The Good side of Digital Intimacy
1. Staying Connected Under All Circumstances
Covid-19 effectively paused all critics of digital media. In the ensuing two years, most of the world was working from home, thanks to technological innovations.
As far as marriages and romantic relationships go, the online medium helped hundreds of partners, spouses, and lovers remain in touch with one another during these times. There were a hundred others who used the medium to walk out of loneliness, depression, and anxiety disorders.
The point is simple. Digitally you can stay in touch and have almost a real-life relationship irrespective of distance, time zones, applicable social distancing rules, and more. Unlike in-person relationships, virtual affairs are not limited by physical and geographical barriers. And that is a big plus point in favor of digital intimacy.
2. Safer, securer way of meeting new people and knowing them
In-person first or second meetings with a potential date always have an associated risk. That is why you are advised to meet them in public places or have a friend or family member accompanying you. Virtual meetings, thankfully have no such risks.
Of course, you still need to be careful about sharing your personal data and information with a stranger. If you are using a fortified and trustworthy dating website or app, there’s nothing much to worry about. Many of the paid dating sites, in fact, charge you a higher premium because they guarantee you a safety net wherein you are not disturbed by nuisance-causing spammers or fraud people.
If you take care, virtual and video meetings can be the best way to meet a new person and stay connected with him/her.
The Bad Side of Digital Intimacy
1. We are becoming less social
Needless to say, our dependence on technology may be getting a bit too much. Humans are now preferring the companionship of technology and technical devices rather than co-humans. This is called technology intimacy. And unfortunately, this is the other important angle to digital intimacy.
Our preferences are definitely changing. We are becoming more friendly with digital devices, preferring the company of our smartphones, laptops, and tablets compared to our friends and family. If this was not enough, things do not stop here though. We are more comfortable looking for online friends compared to real-life friends.
In fact, one research conducted by Pew Research Center in 2015 summarized that 57% of American teenagers between 13 and 17 years prefer making online friends rather than in-person friends. Considering that these teens are now all adults, their intent and comfort in the digital space have also gone ahead with them. Such people obviously prefer to date online since it is in their comfort zone. This is a huge impact of online dating on society.
The pandemic has only aggravated the situation further. We live in a digital-first society and things are only going to go from worse to worst. Human society is on the borderline of digital addiction. Does it affect our romantic relationships?
Of course, it does. At one point, the fine line between reality and virtuality fades away and there begins the risk of losing a loved one due to digital intimacy. Between lovers, boyfriends and girlfriends, husbands and wives, if the digital medium (smartphones, social media, etc.) starts blending in, things can get out of hand.
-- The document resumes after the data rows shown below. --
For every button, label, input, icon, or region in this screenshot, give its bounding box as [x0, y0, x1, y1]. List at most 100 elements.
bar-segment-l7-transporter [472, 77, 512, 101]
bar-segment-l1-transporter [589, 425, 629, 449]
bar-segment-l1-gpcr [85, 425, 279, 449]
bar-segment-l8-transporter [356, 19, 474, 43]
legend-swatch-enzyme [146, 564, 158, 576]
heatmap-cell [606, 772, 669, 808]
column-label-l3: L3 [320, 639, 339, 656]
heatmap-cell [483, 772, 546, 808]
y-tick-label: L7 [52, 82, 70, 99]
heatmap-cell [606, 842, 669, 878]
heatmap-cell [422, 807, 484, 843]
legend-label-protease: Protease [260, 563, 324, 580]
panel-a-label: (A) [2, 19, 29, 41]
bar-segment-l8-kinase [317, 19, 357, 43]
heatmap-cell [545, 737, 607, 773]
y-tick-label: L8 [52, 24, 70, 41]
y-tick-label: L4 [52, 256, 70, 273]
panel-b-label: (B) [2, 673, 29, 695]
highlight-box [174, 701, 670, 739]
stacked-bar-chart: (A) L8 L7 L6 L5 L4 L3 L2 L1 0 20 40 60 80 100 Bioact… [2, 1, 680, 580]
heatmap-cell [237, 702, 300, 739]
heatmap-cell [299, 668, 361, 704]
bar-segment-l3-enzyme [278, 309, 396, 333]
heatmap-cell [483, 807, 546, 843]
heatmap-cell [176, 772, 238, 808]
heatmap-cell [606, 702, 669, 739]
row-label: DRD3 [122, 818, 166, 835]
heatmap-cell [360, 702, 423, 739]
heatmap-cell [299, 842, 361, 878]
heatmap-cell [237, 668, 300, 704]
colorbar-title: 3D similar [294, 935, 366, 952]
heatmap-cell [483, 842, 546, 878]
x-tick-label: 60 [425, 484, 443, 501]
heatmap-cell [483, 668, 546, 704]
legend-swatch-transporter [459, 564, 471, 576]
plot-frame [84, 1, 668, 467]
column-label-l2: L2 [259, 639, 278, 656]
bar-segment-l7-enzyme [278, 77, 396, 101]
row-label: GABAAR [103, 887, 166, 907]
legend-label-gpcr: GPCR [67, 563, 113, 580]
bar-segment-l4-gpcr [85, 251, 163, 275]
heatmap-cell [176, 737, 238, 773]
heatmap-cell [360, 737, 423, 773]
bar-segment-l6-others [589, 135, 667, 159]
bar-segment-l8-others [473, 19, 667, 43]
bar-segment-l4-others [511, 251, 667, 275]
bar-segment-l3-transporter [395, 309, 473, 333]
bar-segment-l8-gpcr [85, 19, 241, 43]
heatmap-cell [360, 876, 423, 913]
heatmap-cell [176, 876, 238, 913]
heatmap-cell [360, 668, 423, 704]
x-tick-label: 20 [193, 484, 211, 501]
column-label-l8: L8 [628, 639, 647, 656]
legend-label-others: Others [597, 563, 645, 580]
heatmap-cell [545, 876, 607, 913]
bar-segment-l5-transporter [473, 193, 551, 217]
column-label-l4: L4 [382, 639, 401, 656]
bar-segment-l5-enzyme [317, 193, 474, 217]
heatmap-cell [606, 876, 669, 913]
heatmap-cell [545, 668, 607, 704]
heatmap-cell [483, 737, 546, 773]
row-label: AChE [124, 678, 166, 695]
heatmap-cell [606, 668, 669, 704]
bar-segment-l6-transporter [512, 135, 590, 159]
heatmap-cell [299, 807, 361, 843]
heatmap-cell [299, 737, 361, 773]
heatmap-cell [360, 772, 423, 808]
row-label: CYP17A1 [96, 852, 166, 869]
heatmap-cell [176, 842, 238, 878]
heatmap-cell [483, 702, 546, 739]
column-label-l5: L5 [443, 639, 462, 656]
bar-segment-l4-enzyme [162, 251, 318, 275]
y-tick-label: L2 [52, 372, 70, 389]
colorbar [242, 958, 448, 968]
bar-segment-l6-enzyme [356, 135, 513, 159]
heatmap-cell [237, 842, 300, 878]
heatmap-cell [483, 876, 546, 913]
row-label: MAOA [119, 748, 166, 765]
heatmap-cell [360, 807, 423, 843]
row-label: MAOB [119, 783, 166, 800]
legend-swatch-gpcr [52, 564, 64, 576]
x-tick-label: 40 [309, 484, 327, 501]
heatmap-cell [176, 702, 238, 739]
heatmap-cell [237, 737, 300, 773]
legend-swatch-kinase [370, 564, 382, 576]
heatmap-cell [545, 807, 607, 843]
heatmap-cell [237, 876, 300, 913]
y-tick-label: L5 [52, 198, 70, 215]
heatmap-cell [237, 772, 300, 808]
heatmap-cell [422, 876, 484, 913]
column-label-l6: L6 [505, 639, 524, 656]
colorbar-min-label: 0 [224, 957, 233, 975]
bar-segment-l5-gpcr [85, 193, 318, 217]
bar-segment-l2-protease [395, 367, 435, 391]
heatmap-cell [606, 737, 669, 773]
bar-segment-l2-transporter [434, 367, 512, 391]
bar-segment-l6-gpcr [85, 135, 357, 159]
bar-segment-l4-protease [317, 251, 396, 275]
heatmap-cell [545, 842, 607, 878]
Over-dependence and over-indulgence with technology, especially our digital devices can impact our relationships in real life. The sooner we understand this aspect, the safer our relationships will be.
The need of the hour today is for human beings to differentiate between the real and the virtual world. Yes, digitalization is a boon if we know how to handle it responsibly, just like every other innovation to date. Digital intimacy to the point that it is used for exploring new relationships and for holistic happiness is good. But, treating digital devices as companions and replacing real-life people with virtual mediums might not be a wise step. Digital detox is one effective way out if there are chances that you are heading that way!